A 37-year-old woman from Hong Kong is the 67th confirmed COVID-19 patient in Macau, the Novel Coronavirus Response and Coordination Centre announced this afternoon.
The case was announced at a regular press conference by the centre about Macau's novel coronavirus pandemic situation.
According to a statement by the centre, the woman arrived in Macau from Hong Kong on September 19, after visiting various countries in the Middle East and Europe, among them Dubai, Egypt, Croatia and Montenegro, for textile business negotiations between April 9 and July 10. She was inoculated against COVID-19 on March 11 and April 8 with the Chinese Sinovac vaccine, the statement pointed out.
After entering Macau on September 19, she immediately started quarantine at Treasure Hotel near the local airport. A nucleic acid test (NAT) conducted last Tuesday was negative. However, tests on Sunday and today turned positive, but with a low virus load. Her antibodies did not indicate a recent COVID-19 infection, the statement said.
Due to her Middle Eastern and European travel history earlier this year, her case has been classified as a relapse.

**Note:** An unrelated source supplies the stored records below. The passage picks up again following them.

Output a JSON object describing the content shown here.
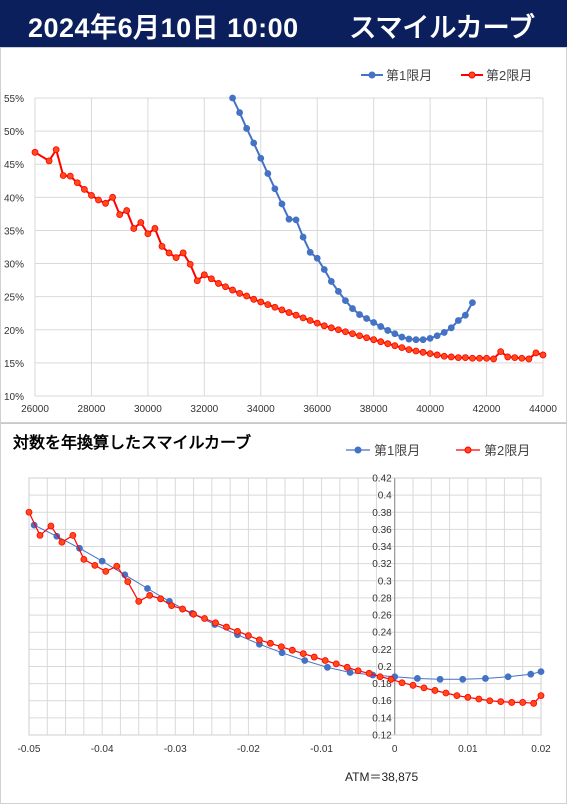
{
  "header": {
    "date": "2024年6月10日 10:00",
    "title": "スマイルカーブ"
  },
  "colors": {
    "header_bg": "#0b1f5c",
    "series1": "#4472c4",
    "series2": "#ff0000",
    "series2_fill": "#ff4a1a",
    "grid": "#d9d9d9"
  },
  "panel2": {
    "title": "対数を年換算したスマイルカーブ",
    "atm_label": "ATM＝38,875"
  },
  "chart_data": [
    {
      "type": "line",
      "title": "",
      "legend": "top-right",
      "grid": true,
      "xlim": [
        26000,
        44000
      ],
      "ylim": [
        10,
        55
      ],
      "xticks": [
        "26000",
        "28000",
        "30000",
        "32000",
        "34000",
        "36000",
        "38000",
        "40000",
        "42000",
        "44000"
      ],
      "yticks": [
        "10%",
        "15%",
        "20%",
        "25%",
        "30%",
        "35%",
        "40%",
        "45%",
        "50%",
        "55%"
      ],
      "series": [
        {
          "name": "第1限月",
          "x": [
            33000,
            33250,
            33500,
            33750,
            34000,
            34250,
            34500,
            34750,
            35000,
            35250,
            35500,
            35750,
            36000,
            36250,
            36500,
            36750,
            37000,
            37250,
            37500,
            37750,
            38000,
            38250,
            38500,
            38750,
            39000,
            39250,
            39500,
            39750,
            40000,
            40250,
            40500,
            40750,
            41000,
            41250,
            41500
          ],
          "y": [
            55.0,
            52.8,
            50.4,
            48.2,
            45.9,
            43.6,
            41.3,
            39.0,
            36.7,
            36.6,
            34.0,
            31.7,
            30.8,
            29.1,
            27.3,
            25.8,
            24.4,
            23.2,
            22.3,
            21.7,
            21.1,
            20.5,
            19.9,
            19.4,
            18.9,
            18.6,
            18.5,
            18.5,
            18.7,
            19.1,
            19.6,
            20.3,
            21.4,
            22.2,
            24.1
          ]
        },
        {
          "name": "第2限月",
          "x": [
            26000,
            26500,
            26750,
            27000,
            27250,
            27500,
            27750,
            28000,
            28250,
            28500,
            28750,
            29000,
            29250,
            29500,
            29750,
            30000,
            30250,
            30500,
            30750,
            31000,
            31250,
            31500,
            31750,
            32000,
            32250,
            32500,
            32750,
            33000,
            33250,
            33500,
            33750,
            34000,
            34250,
            34500,
            34750,
            35000,
            35250,
            35500,
            35750,
            36000,
            36250,
            36500,
            36750,
            37000,
            37250,
            37500,
            37750,
            38000,
            38250,
            38500,
            38750,
            39000,
            39250,
            39500,
            39750,
            40000,
            40250,
            40500,
            40750,
            41000,
            41250,
            41500,
            41750,
            42000,
            42250,
            42500,
            42750,
            43000,
            43250,
            43500,
            43750,
            44000
          ],
          "y": [
            46.8,
            45.5,
            47.2,
            43.3,
            43.2,
            42.2,
            41.2,
            40.3,
            39.6,
            39.1,
            40.0,
            37.4,
            38.0,
            35.3,
            36.2,
            34.5,
            35.3,
            32.6,
            31.6,
            30.9,
            31.6,
            29.9,
            27.4,
            28.3,
            27.7,
            27.0,
            26.5,
            26.0,
            25.5,
            25.1,
            24.6,
            24.2,
            23.8,
            23.4,
            23.0,
            22.6,
            22.2,
            21.8,
            21.4,
            21.0,
            20.6,
            20.3,
            20.0,
            19.7,
            19.4,
            19.1,
            18.8,
            18.5,
            18.2,
            17.9,
            17.6,
            17.3,
            17.0,
            16.8,
            16.6,
            16.4,
            16.2,
            16.0,
            15.9,
            15.8,
            15.8,
            15.7,
            15.7,
            15.7,
            15.6,
            16.7,
            15.9,
            15.8,
            15.7,
            15.6,
            16.5,
            16.2
          ]
        }
      ]
    },
    {
      "type": "line",
      "title": "対数を年換算したスマイルカーブ",
      "legend": "top-right",
      "grid": true,
      "xlim": [
        -0.05,
        0.02
      ],
      "ylim": [
        0.12,
        0.42
      ],
      "xticks": [
        "-0.05",
        "-0.04",
        "-0.03",
        "-0.02",
        "-0.01",
        "0",
        "0.01",
        "0.02"
      ],
      "yticks": [
        "0.12",
        "0.14",
        "0.16",
        "0.18",
        "0.2",
        "0.22",
        "0.24",
        "0.26",
        "0.28",
        "0.3",
        "0.32",
        "0.34",
        "0.36",
        "0.38",
        "0.4",
        "0.42"
      ],
      "series": [
        {
          "name": "第1限月",
          "x": [
            -0.0493,
            -0.0462,
            -0.0431,
            -0.04,
            -0.0369,
            -0.0338,
            -0.0308,
            -0.0277,
            -0.0246,
            -0.0215,
            -0.0185,
            -0.0154,
            -0.0123,
            -0.0092,
            -0.0061,
            -0.003,
            0.0,
            0.0031,
            0.0062,
            0.0093,
            0.0124,
            0.0155,
            0.0186,
            0.02
          ],
          "y": [
            0.365,
            0.352,
            0.338,
            0.323,
            0.307,
            0.291,
            0.276,
            0.262,
            0.249,
            0.237,
            0.226,
            0.216,
            0.207,
            0.199,
            0.193,
            0.19,
            0.188,
            0.186,
            0.185,
            0.185,
            0.186,
            0.188,
            0.191,
            0.194
          ]
        },
        {
          "name": "第2限月",
          "x": [
            -0.05,
            -0.0485,
            -0.047,
            -0.0455,
            -0.044,
            -0.0425,
            -0.041,
            -0.0395,
            -0.038,
            -0.0365,
            -0.035,
            -0.0335,
            -0.032,
            -0.0305,
            -0.029,
            -0.0275,
            -0.026,
            -0.0245,
            -0.023,
            -0.0215,
            -0.02,
            -0.0185,
            -0.017,
            -0.0155,
            -0.014,
            -0.0125,
            -0.011,
            -0.0095,
            -0.008,
            -0.0065,
            -0.005,
            -0.0035,
            -0.002,
            -0.0005,
            0.001,
            0.0025,
            0.004,
            0.0055,
            0.007,
            0.0085,
            0.01,
            0.0115,
            0.013,
            0.0145,
            0.016,
            0.0175,
            0.019,
            0.02
          ],
          "y": [
            0.38,
            0.353,
            0.364,
            0.345,
            0.353,
            0.325,
            0.318,
            0.311,
            0.317,
            0.299,
            0.276,
            0.283,
            0.279,
            0.271,
            0.267,
            0.261,
            0.256,
            0.251,
            0.246,
            0.241,
            0.236,
            0.231,
            0.227,
            0.223,
            0.219,
            0.215,
            0.211,
            0.207,
            0.203,
            0.199,
            0.195,
            0.192,
            0.188,
            0.185,
            0.181,
            0.178,
            0.175,
            0.172,
            0.169,
            0.166,
            0.164,
            0.162,
            0.16,
            0.159,
            0.158,
            0.158,
            0.157,
            0.166
          ]
        }
      ]
    }
  ]
}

The statement underlined that as the patient had never been diagnosed with the disease, the centre has classified the patient as a COVID-19 imported case. The statement noted that the patient has been transferred from the government-designated "quarantine hotel" to the Public Health Clinical Centre in Coloane for follow-up isolation treatment. According to the statement, she showed no COVID-19 symptoms today.
Macau has confirmed four new COVID-19 cases since Friday - a local resident of Turkish nationality, who had arrived her from Turkey via Singapore last week, and two Nepali security guards who worked at the Golden Crown China Hotel where the Turkish citizen was in quarantine until his transfer to the Public Health Clinical Centre in Coloane.
The Treasure Hotel and Golden Crown China Hotels have been designated by the government as medical observation quarantine hotels. The two buildings in front of the Macau International Airport are connected.
Following the confirmation of the first three of the four new cases the government launched Macau's second round of mandatory COVID-19 tests for all people in the city - residents, non-resident workers, non-local students and other people currently in Macau. The 72-hour NAT drive ends at 3 p.m. tomorrow. Those who fail to be tested are barred from leaving Macau and prohibited from taking public transport (buses and taxies) and entering a wide range of premises such as public administration buildings.
Macau confirmed its first COVID-19 case on January 22 last year. No novel coronavirus fatalities have been reported in Macau. Foreign nationals without the right of abode here have been barred from entering Macau since March last year. Exceptions to the rule have rarely been granted by the government.